Führer: Frau Heider, worüber haben Sie sich denn am meisten geärgert?

Heider: Dass unsere Kinoleinwände – und wir haben ja eigentlich viele, viele, viele davon – immer noch straflos zugemüllt werden dürfen von belangloser Kinokost, von Komödien, von romantischen Komödien aus Hollywood, die für mich dieses Jahr alle gefloppt sind. Gerade mal Sandra Bullock hatte so einen kleinen Lichtblick wieder, aber sowohl Jennifer Aniston als auch Renée Zellweger haben sich da verwurschteln und vermarkten lassen.

Und die Deutschen machen es merkwürdigerweise mit Männerkomödien, "Männerherzen", "Männersache", da wird nichts Neues ... seit 20 Jahren werden dieselben verfusselten, hilflosen Männertypen da uns vor die Nase gesetzt, aber scheinbar freuen sich die Frauen darüber, ich weiß auch nicht, dass sie die wenigstens nicht zu Hause haben. Es ärgert mich wirklich, es nimmt ja auch sehr viel unserer Zeit in Anspruch, es ist auch unsere Lebenszeit, die wir da verbringen und das ist schon ärgerlich.
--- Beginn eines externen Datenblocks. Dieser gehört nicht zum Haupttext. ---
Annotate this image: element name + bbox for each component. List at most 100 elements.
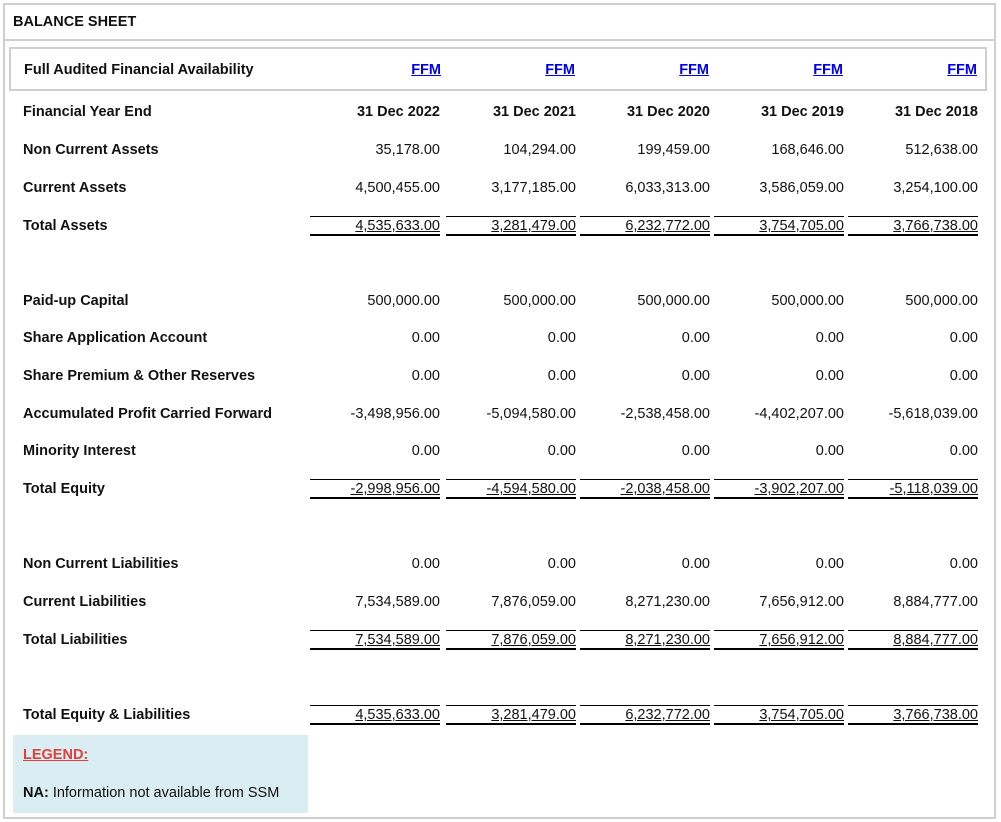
page-title: BALANCE SHEET [13,14,137,30]
value-cell: 0.00 [547,330,576,346]
value-cell: 0.00 [681,443,710,459]
row-label: Share Premium & Other Reserves [23,368,256,384]
value-cell: 0.00 [949,556,978,572]
total-row: Total Assets 4,535,633.00 3,281,479.00 6… [0,216,1001,238]
year-header: 31 Dec 2020 [626,104,710,120]
legend-text: Information not available from SSM [52,785,280,801]
total-cell: -5,118,039.00 [848,479,978,499]
legend-box: LEGEND: NA: Information not available fr… [13,735,308,813]
value-cell: -3,498,956.00 [350,406,441,422]
balance-sheet-panel: BALANCE SHEET [3,3,996,819]
value-cell: 6,033,313.00 [625,180,710,196]
table-row: Share Premium & Other Reserves 0.00 0.00… [0,368,1001,388]
value-cell: 500,000.00 [771,293,844,309]
value-cell: 7,656,912.00 [759,594,844,610]
row-label: Current Assets [23,180,127,196]
row-label: Paid-up Capital [23,293,129,309]
total-row: Total Equity -2,998,956.00 -4,594,580.00… [0,479,1001,501]
value-cell: -4,402,207.00 [754,406,845,422]
value-cell: 0.00 [949,368,978,384]
row-label: Current Liabilities [23,594,147,610]
value-cell: -5,094,580.00 [486,406,577,422]
table-row: Share Application Account 0.00 0.00 0.00… [0,330,1001,350]
total-cell: -3,902,207.00 [714,479,844,499]
total-cell: 7,656,912.00 [714,630,844,650]
value-cell: -2,538,458.00 [620,406,711,422]
row-label: Accumulated Profit Carried Forward [23,406,272,422]
total-cell: 3,754,705.00 [714,705,844,725]
availability-row: Full Audited Financial Availability FFM … [9,47,987,91]
value-cell: 0.00 [815,556,844,572]
ffm-link-2020[interactable]: FFM [679,62,709,78]
total-cell: 4,535,633.00 [310,216,440,236]
total-cell: 3,754,705.00 [714,216,844,236]
value-cell: 0.00 [681,330,710,346]
value-cell: 0.00 [949,330,978,346]
value-cell: 0.00 [411,368,440,384]
total-cell: 4,535,633.00 [310,705,440,725]
total-cell: 8,271,230.00 [580,630,710,650]
panel-title-bar: BALANCE SHEET [5,5,994,41]
total-cell: 7,876,059.00 [446,630,576,650]
value-cell: 4,500,455.00 [355,180,440,196]
value-cell: 0.00 [411,443,440,459]
row-label: Non Current Assets [23,142,159,158]
total-cell: 6,232,772.00 [580,705,710,725]
row-label: Total Assets [23,218,108,234]
table-row: Minority Interest 0.00 0.00 0.00 0.00 0.… [0,443,1001,463]
value-cell: 7,534,589.00 [355,594,440,610]
row-label: Total Liabilities [23,632,128,648]
row-label: Total Equity & Liabilities [23,707,191,723]
table-row: Accumulated Profit Carried Forward -3,49… [0,406,1001,426]
total-cell: 7,534,589.00 [310,630,440,650]
value-cell: 0.00 [681,368,710,384]
total-cell: 8,884,777.00 [848,630,978,650]
value-cell: 0.00 [815,368,844,384]
row-label: Total Equity [23,481,105,497]
value-cell: 8,884,777.00 [893,594,978,610]
ffm-link-2021[interactable]: FFM [545,62,575,78]
ffm-link-2022[interactable]: FFM [411,62,441,78]
value-cell: 0.00 [815,330,844,346]
value-cell: 0.00 [547,556,576,572]
total-cell: 3,281,479.00 [446,216,576,236]
value-cell: 7,876,059.00 [491,594,576,610]
total-row: Total Equity & Liabilities 4,535,633.00 … [0,705,1001,727]
row-label: Non Current Liabilities [23,556,179,572]
total-cell: 3,281,479.00 [446,705,576,725]
value-cell: 0.00 [411,330,440,346]
legend-key: NA: [23,785,49,801]
value-cell: 199,459.00 [637,142,710,158]
year-header: 31 Dec 2021 [492,104,576,120]
table-row: Paid-up Capital 500,000.00 500,000.00 50… [0,293,1001,313]
value-cell: 500,000.00 [905,293,978,309]
value-cell: 0.00 [681,556,710,572]
year-header: 31 Dec 2019 [760,104,844,120]
table-row: Current Liabilities 7,534,589.00 7,876,0… [0,594,1001,614]
value-cell: 0.00 [411,556,440,572]
value-cell: 3,177,185.00 [491,180,576,196]
value-cell: -5,618,039.00 [888,406,979,422]
value-cell: 8,271,230.00 [625,594,710,610]
row-label: Financial Year End [23,104,152,120]
value-cell: 0.00 [815,443,844,459]
total-row: Total Liabilities 7,534,589.00 7,876,059… [0,630,1001,652]
value-cell: 500,000.00 [637,293,710,309]
value-cell: 35,178.00 [375,142,440,158]
value-cell: 0.00 [547,443,576,459]
value-cell: 500,000.00 [367,293,440,309]
total-cell: 3,766,738.00 [848,216,978,236]
value-cell: 0.00 [547,368,576,384]
value-cell: 500,000.00 [503,293,576,309]
legend-note: NA: Information not available from SSM [23,785,279,801]
value-cell: 512,638.00 [905,142,978,158]
table-row: Current Assets 4,500,455.00 3,177,185.00… [0,180,1001,200]
year-header: 31 Dec 2018 [894,104,978,120]
total-cell: -2,038,458.00 [580,479,710,499]
ffm-link-2018[interactable]: FFM [947,62,977,78]
row-label: Share Application Account [23,330,208,346]
value-cell: 3,586,059.00 [759,180,844,196]
table-row: Non Current Assets 35,178.00 104,294.00 … [0,142,1001,162]
financial-year-row: Financial Year End 31 Dec 2022 31 Dec 20… [0,104,1001,124]
ffm-link-2019[interactable]: FFM [813,62,843,78]
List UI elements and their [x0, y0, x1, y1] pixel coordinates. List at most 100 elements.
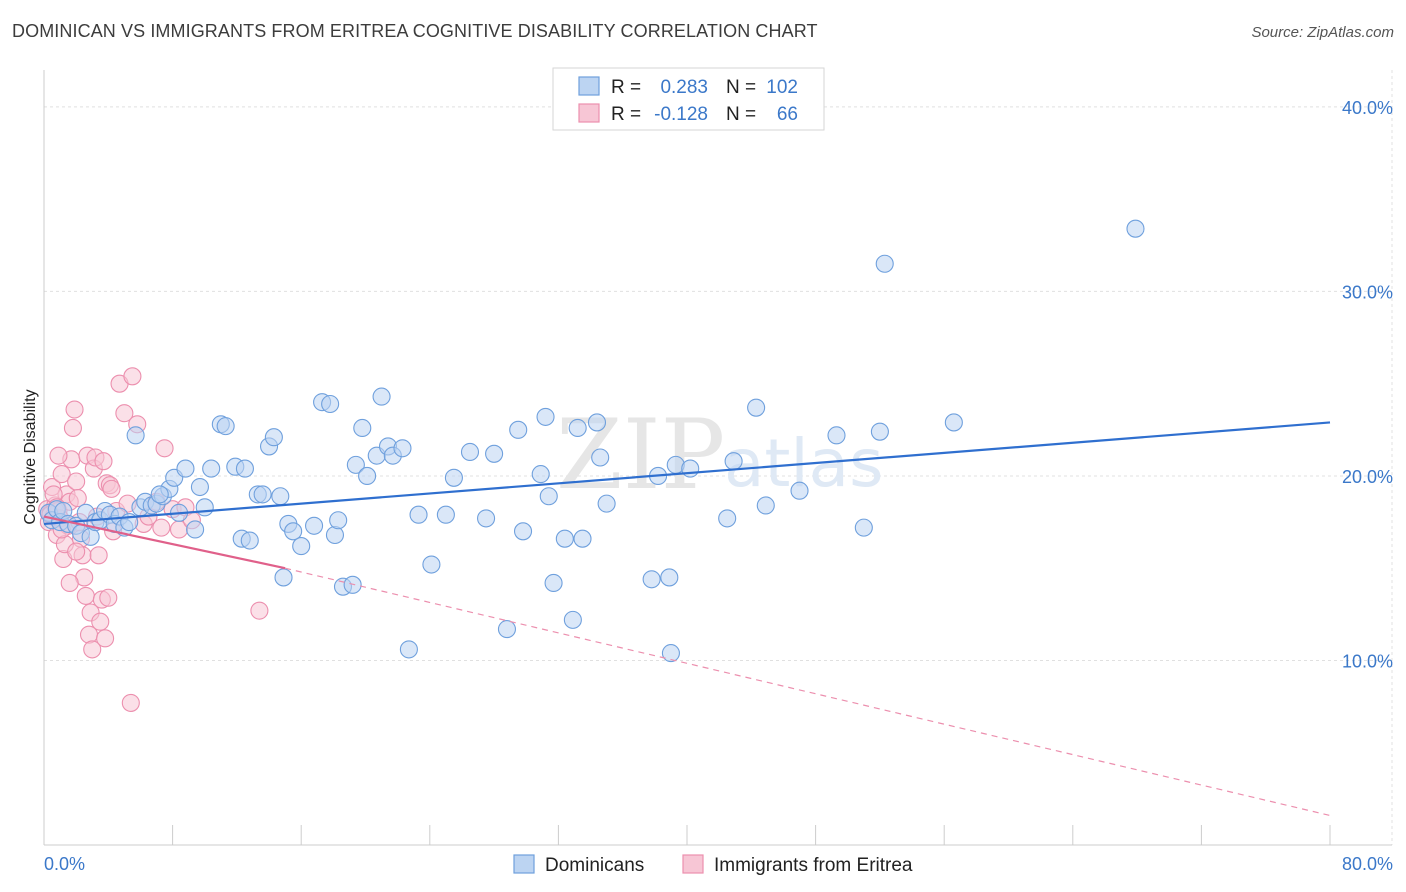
y-tick-label-40: 40.0% — [1342, 98, 1393, 118]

Führer: Jörg Taszman, wo hat sich denn Ihr Ärgerpotenzial voll austoben dürfen?

Taszman: Es gibt zwei Dinge, die mich sehr ärgern. Abgesehen von einem Film, der mich sehr geärgert hat, nämlich ""Die Tür", aus dem ganz einfachen Grunde, weil es eigentlich ein Genrefilm ist, ein Mystery Thriller ist, aber erst mal ein Kind sterben muss, weil der Papa fremdgegangen ist und immer Kinder dafür herhalten müssen, immer müssen Kinder sterben, um daran einen Plot festzumachen, ein Drama festzumachen und dann in nichts Billigerem als in einem dummen Thriller, sage ich mal, da kann man sich auch andere dramaturgische Möglichkeiten einfallen lassen. Also, sowas ärgert mich, wie sowas überhaupt entstehen kann, dass da kein Produzent ist, der denen man ein bisschen auf die Finger klopft.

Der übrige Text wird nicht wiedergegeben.